A number of surgical approaches have been tried in chronic CH drug-resistant cases, and the SPG block seems to have some degree of efficacy (3,11,12).

There are no controlled trial options for the management of PH in patients where indomethacin is contraindicated. Topiramate has been reported to be useful (13,14), as well as sumatriptan (15) (the latter with conflicting results (16)). Grand occipital nerve injections with lidocaine and methylprednisolone are helpful in some patients with PH (17). Verapamil and acetylsalicylic acid may give partial relief (18), as well as piroxicam (19). Lastly, lithium, carbamazepine and other anticonvulsant drugs are mostly ineffective (20).

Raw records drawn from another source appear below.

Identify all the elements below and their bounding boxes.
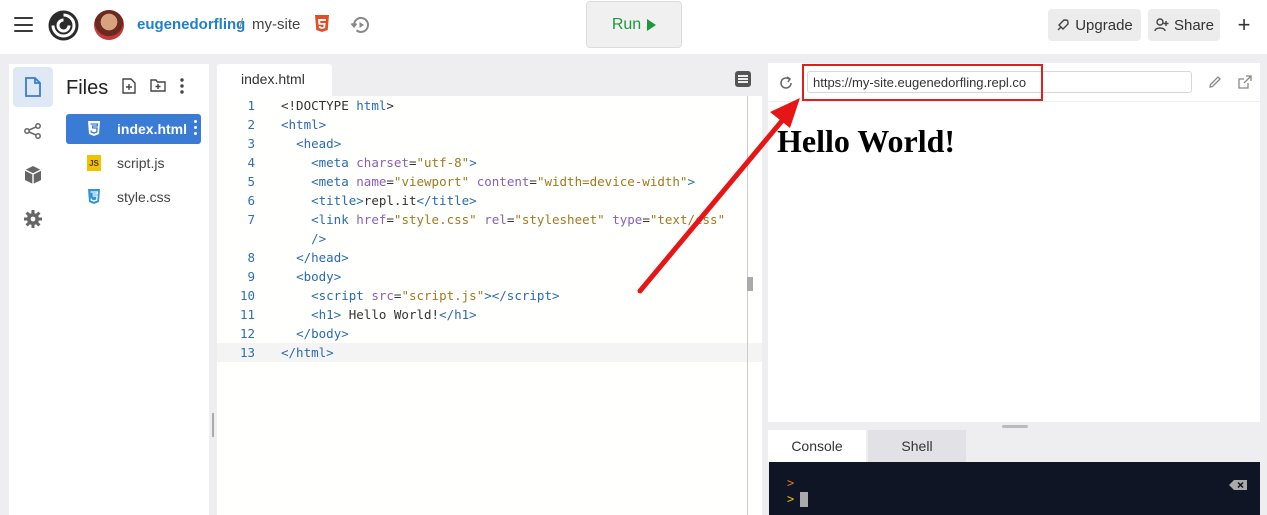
version-control-nav-button[interactable] [13, 111, 53, 151]
code-line: 6 <title>repl.it</title> [247, 193, 477, 208]
replit-logo-icon[interactable] [47, 9, 80, 42]
code-line: 7 <link href="style.css" rel="stylesheet… [247, 212, 726, 227]
preview-pane: Hello World! [768, 102, 1260, 422]
file-item-index-html[interactable]: index.html [66, 114, 201, 144]
code-line: 9 <body> [247, 269, 342, 284]
editor-menu-icon[interactable] [735, 71, 751, 87]
panel-resize-handle[interactable] [212, 413, 214, 437]
upgrade-label: Upgrade [1075, 16, 1133, 34]
files-title: Files [66, 77, 109, 99]
console-prompt: > [787, 476, 795, 490]
code-line: 13 </html> [217, 343, 762, 362]
code-line: 8 </head> [247, 250, 349, 265]
add-folder-icon[interactable] [150, 78, 166, 92]
share-label: Share [1173, 16, 1215, 34]
console-cursor [800, 492, 808, 507]
file-name: script.js [117, 155, 165, 171]
gear-icon [24, 210, 42, 228]
code-editor[interactable]: 1 <!DOCTYPE html> 2 <html> 3 <head> 4 <met… [217, 96, 762, 515]
sidebar-rail [9, 64, 57, 515]
console-output[interactable]: > > [769, 462, 1260, 515]
html5-icon [87, 121, 101, 137]
files-panel: Files index.html JS script.js style.css [57, 64, 209, 515]
top-bar: eugenedorfling / my-site Run Upgrade Sha… [0, 0, 1267, 54]
code-line: 5 <meta name="viewport" content="width=d… [247, 174, 695, 189]
editor-pane: index.html 1 <!DOCTYPE html> 2 <html> 3 <h… [217, 64, 762, 515]
code-line: /> [311, 231, 327, 246]
editor-scrollbar-thumb[interactable] [747, 277, 753, 291]
code-line: 11 <h1> Hello World!</h1> [239, 307, 477, 322]
share-nodes-icon [24, 123, 41, 139]
avatar[interactable] [94, 10, 124, 40]
editor-scrollbar[interactable] [747, 96, 748, 515]
tab-index-html[interactable]: index.html [217, 64, 332, 96]
play-icon [647, 18, 657, 31]
code-line: 4 <meta charset="utf-8"> [247, 155, 477, 170]
tab-shell[interactable]: Shell [868, 430, 966, 462]
preview-toolbar [768, 63, 1260, 102]
history-icon[interactable] [350, 14, 372, 36]
breadcrumb-separator: / [239, 16, 244, 33]
code-line: 2 <html> [247, 117, 327, 132]
file-name: style.css [117, 189, 171, 205]
packages-nav-button[interactable] [13, 155, 53, 195]
repl-name[interactable]: my-site [252, 16, 300, 33]
tab-console[interactable]: Console [768, 430, 866, 462]
code-line: 3 <head> [247, 136, 342, 151]
add-file-icon[interactable] [122, 78, 136, 94]
file-name: index.html [117, 121, 188, 137]
breadcrumb-user-link[interactable]: eugenedorfling [137, 16, 245, 33]
code-line: 1 <!DOCTYPE html> [247, 98, 394, 113]
pencil-icon[interactable] [1208, 75, 1222, 89]
run-button[interactable]: Run [586, 1, 682, 48]
js-icon: JS [87, 155, 101, 171]
code-line: 12 </body> [239, 326, 349, 341]
css3-icon [87, 189, 101, 205]
file-icon [25, 77, 41, 97]
clear-console-icon[interactable] [1229, 480, 1247, 490]
file-options-icon[interactable] [194, 120, 197, 135]
code-line: 10 <script src="script.js"></script> [239, 288, 560, 303]
files-nav-button[interactable] [13, 67, 53, 107]
cube-icon [24, 166, 42, 184]
files-actions [122, 78, 184, 94]
console-tabs: Console Shell [768, 430, 1260, 462]
add-person-icon [1154, 18, 1169, 32]
url-highlight-box [802, 64, 1043, 101]
share-button[interactable]: Share [1148, 9, 1220, 41]
console-prompt: > [787, 492, 795, 506]
open-external-icon[interactable] [1238, 75, 1252, 89]
preview-heading: Hello World! [777, 123, 956, 159]
new-tab-button[interactable]: + [1234, 13, 1254, 37]
more-options-icon[interactable] [180, 78, 184, 94]
file-item-script-js[interactable]: JS script.js [66, 148, 201, 178]
rocket-icon [1057, 19, 1069, 31]
file-item-style-css[interactable]: style.css [66, 182, 201, 212]
pane-resize-handle[interactable] [1002, 425, 1028, 428]
settings-nav-button[interactable] [13, 199, 53, 239]
html5-icon [315, 15, 329, 32]
reload-icon[interactable] [778, 75, 794, 91]
run-label: Run [611, 15, 642, 33]
upgrade-button[interactable]: Upgrade [1048, 9, 1141, 41]
menu-icon[interactable] [14, 17, 33, 32]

Our patient, who was drug resistant, showed a clear clinical improvement with an SEGB. The use of endoscopy certainly facilitates the identification of the anatomical region corresponding to the pterygopalatine fossa, thus making it possible to inject the target site directly. The SPG is located in the pterygopalatine fossa, behind the middle nasal turbinate under a 1–1.5-mm layer of connective tissue and mucous membrane, and in front of the pterygoid canal. In the absence of complex anatomical situations, this superficial location allows the block to be carried out (by injecting the drugs) with a reasonable degree of certainty, even though in our case no neurophysiological investigations were carried out to prove this. The duration of the anaesthetic block of mepivacaine and bupivacaine varies from 240 to 560 min, and co-administration of adrenalin slows the rate of systemic absorption of the anaesthetic, allowing the body more time to metabolize it and prolonging the block (21). The real duration of action of an anaesthetic, or the period during which it remains effective, is determined by its protein-binding activity, due to the fact that the anaesthetic receptors along the nerve cell membrane are proteins. The mechanism by which anaesthetic block alleviates pain is not fully understood. However, it is believed to reverse the parasympathetic contribution to intracranial vasodilation (22).

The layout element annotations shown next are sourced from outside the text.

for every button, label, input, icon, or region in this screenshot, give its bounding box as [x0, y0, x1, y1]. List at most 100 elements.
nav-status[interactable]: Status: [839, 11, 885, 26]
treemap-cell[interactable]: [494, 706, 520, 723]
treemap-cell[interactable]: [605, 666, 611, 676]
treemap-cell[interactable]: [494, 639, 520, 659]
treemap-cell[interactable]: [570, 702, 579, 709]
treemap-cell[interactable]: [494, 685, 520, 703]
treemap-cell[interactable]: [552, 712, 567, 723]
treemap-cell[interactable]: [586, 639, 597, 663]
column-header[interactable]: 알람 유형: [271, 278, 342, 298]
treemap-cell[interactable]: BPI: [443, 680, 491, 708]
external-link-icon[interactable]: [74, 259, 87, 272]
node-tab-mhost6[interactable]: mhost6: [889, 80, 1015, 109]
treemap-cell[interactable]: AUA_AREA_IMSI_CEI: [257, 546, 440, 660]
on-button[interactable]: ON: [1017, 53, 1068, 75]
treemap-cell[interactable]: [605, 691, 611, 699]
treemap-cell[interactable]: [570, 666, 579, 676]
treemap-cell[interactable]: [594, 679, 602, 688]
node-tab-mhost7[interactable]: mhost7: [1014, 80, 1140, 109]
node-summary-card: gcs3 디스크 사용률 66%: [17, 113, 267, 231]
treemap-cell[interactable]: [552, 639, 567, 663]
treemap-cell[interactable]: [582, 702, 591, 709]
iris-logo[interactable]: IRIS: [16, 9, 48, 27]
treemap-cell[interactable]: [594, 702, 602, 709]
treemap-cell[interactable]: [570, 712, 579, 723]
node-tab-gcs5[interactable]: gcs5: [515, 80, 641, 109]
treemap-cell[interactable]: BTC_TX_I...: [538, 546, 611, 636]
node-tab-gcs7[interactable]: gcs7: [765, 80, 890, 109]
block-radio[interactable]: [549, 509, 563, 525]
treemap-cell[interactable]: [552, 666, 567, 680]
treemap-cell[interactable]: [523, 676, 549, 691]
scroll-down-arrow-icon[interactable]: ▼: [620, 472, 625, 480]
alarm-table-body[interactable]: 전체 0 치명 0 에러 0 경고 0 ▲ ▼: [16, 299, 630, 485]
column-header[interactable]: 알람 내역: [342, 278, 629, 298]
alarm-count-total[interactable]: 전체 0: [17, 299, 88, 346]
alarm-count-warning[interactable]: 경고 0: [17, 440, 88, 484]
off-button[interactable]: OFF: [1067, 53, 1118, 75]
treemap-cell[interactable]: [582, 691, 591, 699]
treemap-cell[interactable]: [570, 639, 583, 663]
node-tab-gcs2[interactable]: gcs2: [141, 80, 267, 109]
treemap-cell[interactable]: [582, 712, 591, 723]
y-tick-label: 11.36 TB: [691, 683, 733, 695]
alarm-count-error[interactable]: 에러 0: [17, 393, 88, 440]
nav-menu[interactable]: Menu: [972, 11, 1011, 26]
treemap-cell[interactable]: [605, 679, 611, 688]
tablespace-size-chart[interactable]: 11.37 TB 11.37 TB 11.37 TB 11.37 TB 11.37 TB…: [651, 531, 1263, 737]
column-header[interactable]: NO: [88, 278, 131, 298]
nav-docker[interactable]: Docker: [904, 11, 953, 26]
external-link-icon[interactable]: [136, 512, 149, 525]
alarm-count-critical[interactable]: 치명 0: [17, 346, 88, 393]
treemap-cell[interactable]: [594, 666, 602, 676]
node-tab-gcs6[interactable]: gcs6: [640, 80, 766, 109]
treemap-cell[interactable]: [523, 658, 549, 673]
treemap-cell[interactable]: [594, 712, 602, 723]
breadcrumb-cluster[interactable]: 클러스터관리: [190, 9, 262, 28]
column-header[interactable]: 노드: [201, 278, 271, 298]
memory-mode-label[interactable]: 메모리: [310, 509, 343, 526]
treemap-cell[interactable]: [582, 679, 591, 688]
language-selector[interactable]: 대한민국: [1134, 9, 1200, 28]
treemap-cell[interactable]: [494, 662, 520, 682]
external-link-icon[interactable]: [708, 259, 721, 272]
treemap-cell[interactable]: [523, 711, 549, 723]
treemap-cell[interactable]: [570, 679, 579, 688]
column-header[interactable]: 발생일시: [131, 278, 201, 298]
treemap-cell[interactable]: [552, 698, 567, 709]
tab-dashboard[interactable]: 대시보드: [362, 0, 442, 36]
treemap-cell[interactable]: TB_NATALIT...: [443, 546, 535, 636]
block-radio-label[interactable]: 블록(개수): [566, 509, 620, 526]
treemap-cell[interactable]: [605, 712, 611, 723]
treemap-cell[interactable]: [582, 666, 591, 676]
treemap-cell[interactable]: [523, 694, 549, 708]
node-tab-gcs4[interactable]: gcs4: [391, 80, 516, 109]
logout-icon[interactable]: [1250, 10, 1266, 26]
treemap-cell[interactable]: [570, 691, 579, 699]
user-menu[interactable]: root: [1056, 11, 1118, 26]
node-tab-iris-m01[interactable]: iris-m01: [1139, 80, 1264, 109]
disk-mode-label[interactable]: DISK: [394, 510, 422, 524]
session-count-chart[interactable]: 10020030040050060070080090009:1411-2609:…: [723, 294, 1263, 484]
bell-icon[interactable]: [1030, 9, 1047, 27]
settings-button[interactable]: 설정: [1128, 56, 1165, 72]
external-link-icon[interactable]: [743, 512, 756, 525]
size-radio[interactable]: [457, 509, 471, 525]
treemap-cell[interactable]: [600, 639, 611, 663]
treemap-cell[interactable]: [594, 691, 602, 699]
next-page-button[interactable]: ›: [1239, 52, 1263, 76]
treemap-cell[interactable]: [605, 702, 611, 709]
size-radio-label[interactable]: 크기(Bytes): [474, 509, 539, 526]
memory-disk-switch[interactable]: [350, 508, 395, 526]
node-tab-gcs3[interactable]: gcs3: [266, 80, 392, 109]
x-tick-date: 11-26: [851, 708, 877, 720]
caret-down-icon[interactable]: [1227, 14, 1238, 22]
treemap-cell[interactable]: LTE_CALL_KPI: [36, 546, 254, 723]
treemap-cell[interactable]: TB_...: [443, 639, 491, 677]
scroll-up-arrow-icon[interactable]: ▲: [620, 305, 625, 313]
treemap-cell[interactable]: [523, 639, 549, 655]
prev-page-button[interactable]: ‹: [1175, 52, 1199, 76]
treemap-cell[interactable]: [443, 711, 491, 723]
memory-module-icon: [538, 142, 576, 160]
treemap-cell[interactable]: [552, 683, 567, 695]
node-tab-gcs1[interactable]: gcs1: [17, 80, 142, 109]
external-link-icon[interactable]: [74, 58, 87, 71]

The cranial autonomic symptoms prominent in CH and PH may be due to central disinhibition of the trigeminovascular-autonomic reflex by the hypothalamus, possibly though direct hypotalamictrigeminal connections (10). It has been suggested that infiltrating the sphenopalatine region might block the indirect auto-feed nerve circuits leading to the hypothalamic centres from the SPG (3,9). However, additional and multifactorial aspects may also be involved.

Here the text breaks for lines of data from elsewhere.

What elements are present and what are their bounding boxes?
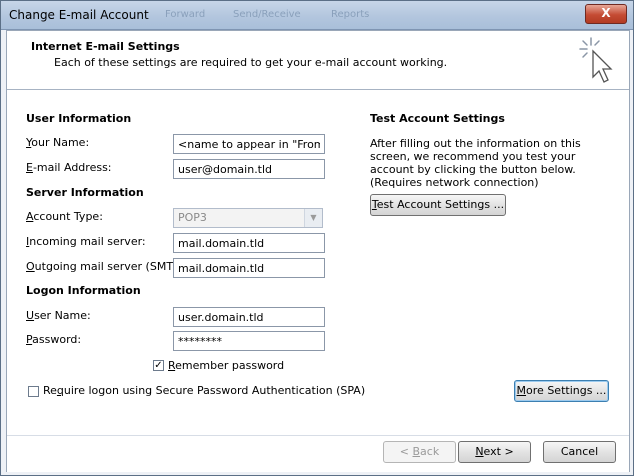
change-email-account-dialog: Change E-mail Account Forward Send/Recei… bbox=[0, 0, 634, 476]
wizard-cursor-icon bbox=[579, 37, 613, 83]
window-title: Change E-mail Account bbox=[9, 8, 149, 22]
test-account-settings-button[interactable]: Test Account Settings ... bbox=[370, 194, 506, 216]
incoming-server-label: Incoming mail server: bbox=[26, 235, 146, 248]
test-account-settings-heading: Test Account Settings bbox=[370, 112, 505, 125]
title-bar[interactable]: Change E-mail Account Forward Send/Recei… bbox=[1, 1, 633, 30]
background-tab-forward: Forward bbox=[165, 9, 206, 20]
account-type-value: POP3 bbox=[178, 211, 207, 224]
header-subtitle: Each of these settings are required to g… bbox=[54, 56, 448, 69]
incoming-server-field[interactable] bbox=[173, 233, 325, 253]
cancel-button[interactable]: Cancel bbox=[543, 441, 616, 463]
email-address-field[interactable] bbox=[173, 159, 325, 179]
email-address-label: E-mail Address: bbox=[26, 161, 112, 174]
background-tab-reports: Reports bbox=[331, 9, 370, 20]
outgoing-server-label: Outgoing mail server (SMTP): bbox=[26, 260, 188, 273]
chevron-down-icon: ▼ bbox=[304, 209, 322, 227]
user-name-label: User Name: bbox=[26, 309, 91, 322]
password-field[interactable] bbox=[173, 331, 325, 351]
outgoing-server-field[interactable] bbox=[173, 258, 325, 278]
test-account-description: After filling out the information on thi… bbox=[370, 137, 581, 189]
user-information-heading: User Information bbox=[26, 112, 132, 125]
next-button[interactable]: Next > bbox=[458, 441, 531, 463]
wizard-footer: < Back Next > Cancel bbox=[7, 435, 629, 472]
dialog-client-area: Internet E-mail Settings Each of these s… bbox=[6, 30, 630, 472]
spa-label[interactable]: Require logon using Secure Password Auth… bbox=[43, 384, 365, 397]
spa-checkbox[interactable] bbox=[28, 386, 39, 397]
wizard-header: Internet E-mail Settings Each of these s… bbox=[7, 31, 629, 90]
settings-panel: User Information Your Name: E-mail Addre… bbox=[7, 90, 629, 435]
checkmark-icon: ✓ bbox=[154, 360, 163, 371]
background-tab-send-receive: Send/Receive bbox=[233, 9, 301, 20]
account-type-label: Account Type: bbox=[26, 210, 103, 223]
more-settings-button[interactable]: More Settings ... bbox=[514, 380, 609, 402]
header-title: Internet E-mail Settings bbox=[31, 40, 180, 53]
close-icon: X bbox=[601, 6, 611, 20]
close-button[interactable]: X bbox=[585, 4, 627, 24]
back-button[interactable]: < Back bbox=[383, 441, 456, 463]
remember-password-label[interactable]: Remember password bbox=[168, 359, 284, 372]
server-information-heading: Server Information bbox=[26, 186, 144, 199]
password-label: Password: bbox=[26, 333, 82, 346]
your-name-label: Your Name: bbox=[26, 136, 90, 149]
logon-information-heading: Logon Information bbox=[26, 284, 141, 297]
account-type-select[interactable]: POP3 ▼ bbox=[173, 208, 323, 228]
user-name-field[interactable] bbox=[173, 307, 325, 327]
remember-password-checkbox[interactable]: ✓ bbox=[153, 360, 164, 371]
your-name-field[interactable] bbox=[173, 134, 325, 154]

Furthermore, we cannot exclude the fact that the improvement of the clinical course might be due to spontaneous conversion to the episodic form of PH. This is unlikely, however, because episodic forms typically progress into chronic PH, and the opposite is quite rare (23).

Therefore, taking the previous considerations into account, SPG blockade could be considered a reasonable alternative in drug-resistant PH cases where indomethacin is contraindicated.

Further controlled studies are advisable to confirm the efficacy of this approach in PH.